Selama pelarianku, hari-hariku dipenuhi penyesalan. Aku menyesal sudah menghancurkan impian ibuku. Selain itu, aku menyesali kenakalanku. Tapi seperti kata pepatah, nasi sudah menjadi bubur. Semuanya sudah terjadi dan aku hanya bisa menyesali kebodohanku
Sebagai anak bungsu yang super manja, aku benar-benar merasakan penderitaan luar biasa jauh dari rumah dan orang tua. Berkali-kali aku didera perasaan putus asa sehingga terlintas pikiran untuk menyerahkan diri. Apalagi saat itu aku sebenarnya merasa tidak bersalah. Aku hanya berada di tempat dan waktu yang salah. Tapi setelah kupertimbangkan kembali, aku memilih melanjutkan pelarianku. Aku tidak mau membuat ibuku semakin sedih dengan melihatku mendekam di balik jeruji. Sudah cukup aku mengecewakannya. Aku tidak perlu lagi menambah deritanya.

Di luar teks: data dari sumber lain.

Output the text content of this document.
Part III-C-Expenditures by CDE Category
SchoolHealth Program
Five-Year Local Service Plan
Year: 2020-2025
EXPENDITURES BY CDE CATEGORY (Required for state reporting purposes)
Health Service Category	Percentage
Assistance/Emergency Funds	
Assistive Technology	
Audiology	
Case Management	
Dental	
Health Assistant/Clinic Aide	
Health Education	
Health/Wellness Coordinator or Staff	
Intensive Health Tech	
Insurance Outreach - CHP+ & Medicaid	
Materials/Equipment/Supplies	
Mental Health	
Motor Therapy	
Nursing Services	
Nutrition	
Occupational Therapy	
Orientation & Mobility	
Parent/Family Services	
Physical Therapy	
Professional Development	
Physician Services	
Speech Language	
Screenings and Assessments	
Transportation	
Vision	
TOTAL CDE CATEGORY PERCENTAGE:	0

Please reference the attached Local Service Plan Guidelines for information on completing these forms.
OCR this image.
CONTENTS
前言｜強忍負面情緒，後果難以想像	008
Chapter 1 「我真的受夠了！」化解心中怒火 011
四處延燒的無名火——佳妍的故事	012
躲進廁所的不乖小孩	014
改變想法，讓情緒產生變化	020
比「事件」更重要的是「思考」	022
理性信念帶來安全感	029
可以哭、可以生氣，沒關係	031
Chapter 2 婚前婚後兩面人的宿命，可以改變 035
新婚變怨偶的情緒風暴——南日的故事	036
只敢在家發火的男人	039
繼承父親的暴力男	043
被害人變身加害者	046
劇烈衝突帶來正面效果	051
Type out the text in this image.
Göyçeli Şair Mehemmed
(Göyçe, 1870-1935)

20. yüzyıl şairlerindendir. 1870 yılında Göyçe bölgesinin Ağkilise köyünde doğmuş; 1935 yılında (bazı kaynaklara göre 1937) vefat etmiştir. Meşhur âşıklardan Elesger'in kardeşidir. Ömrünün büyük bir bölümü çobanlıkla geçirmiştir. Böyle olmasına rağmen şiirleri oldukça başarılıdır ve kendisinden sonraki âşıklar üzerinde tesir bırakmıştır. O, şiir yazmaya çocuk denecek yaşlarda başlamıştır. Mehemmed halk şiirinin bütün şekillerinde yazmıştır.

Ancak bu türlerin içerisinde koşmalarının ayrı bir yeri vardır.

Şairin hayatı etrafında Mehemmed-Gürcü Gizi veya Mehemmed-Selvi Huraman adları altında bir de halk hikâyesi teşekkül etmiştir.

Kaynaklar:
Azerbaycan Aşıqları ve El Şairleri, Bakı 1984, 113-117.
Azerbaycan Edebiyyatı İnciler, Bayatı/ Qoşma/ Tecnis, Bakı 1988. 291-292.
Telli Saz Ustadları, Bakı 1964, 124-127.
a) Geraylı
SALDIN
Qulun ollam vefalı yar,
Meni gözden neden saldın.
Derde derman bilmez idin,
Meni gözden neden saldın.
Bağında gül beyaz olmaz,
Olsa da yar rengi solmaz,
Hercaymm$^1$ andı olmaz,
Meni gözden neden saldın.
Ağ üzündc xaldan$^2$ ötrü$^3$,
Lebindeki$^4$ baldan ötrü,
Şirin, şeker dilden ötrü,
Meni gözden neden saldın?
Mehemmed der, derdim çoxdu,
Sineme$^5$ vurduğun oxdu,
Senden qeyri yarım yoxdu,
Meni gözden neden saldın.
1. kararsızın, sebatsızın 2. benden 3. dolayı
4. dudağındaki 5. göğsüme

Setahun lebih dalam pelarian, dera rindu menjadi hal tersulit yang harus aku hadapi. Aku sungguh-sungguh merindukan ibuku. Terkadang aku bahkan menangis dalam tidur malamku tanpa tahu apa penyebabnya. Tuhan seolah-olah sedang menghukumku dalam tidur karena perbuatanku yang benar-benar dibenci-Nya.
Aku beruntung masih bisa kuliah.
“Kau benar-benar beruntung, Bro.” Ibram menepuk punggungku membuat wajah ibuku seketika menghilang dari pelupuk mataku.
Tadinya kupikir Ibram tidak tertarik membahas topik tentang Puspa. Karena setelah dia berhasil memaksaku menceritakan apa yang terjadi antara aku dan Puspa siang tadi, ia langsung meninggalkanku untuk mandi.
Sejam yang lalu kami sudah selesai membersihkan dan mengecat kamar yang akan ditempati adik sepupunya yang akan datang ke Makassar. Sambil beristirahat di ruang tamu, Ibram mulai mendesakku bercerita soal makan siangku bersama Puspa yang berakhir menyedihkan bagi gadis itu.
“Beruntung bagaimana maksudmu?” tanyaku setelah Ibram duduk di sampingku di kursi.
“Mungkin gadis itu butuh kacamata,” ujar Ibram.
Kami berdua tertawa.
“Aku juga sebenarnya heran dengan gadis itu. Tapi kalau menurut ibuku, aku memang punya daya tarik terselubung. Makanya, jangan heran kalau....”
“Jangan diteruskan.”
“Kenapa?”
“Aku tidak ingin muntah.”
Ibram berdiri kembali kemudian masuk ke kamarnya. Tak sampai lima menit ia sudah muncul lagi. Kali ini, ia sudah berpakaian rapi dan mengenakan jaket.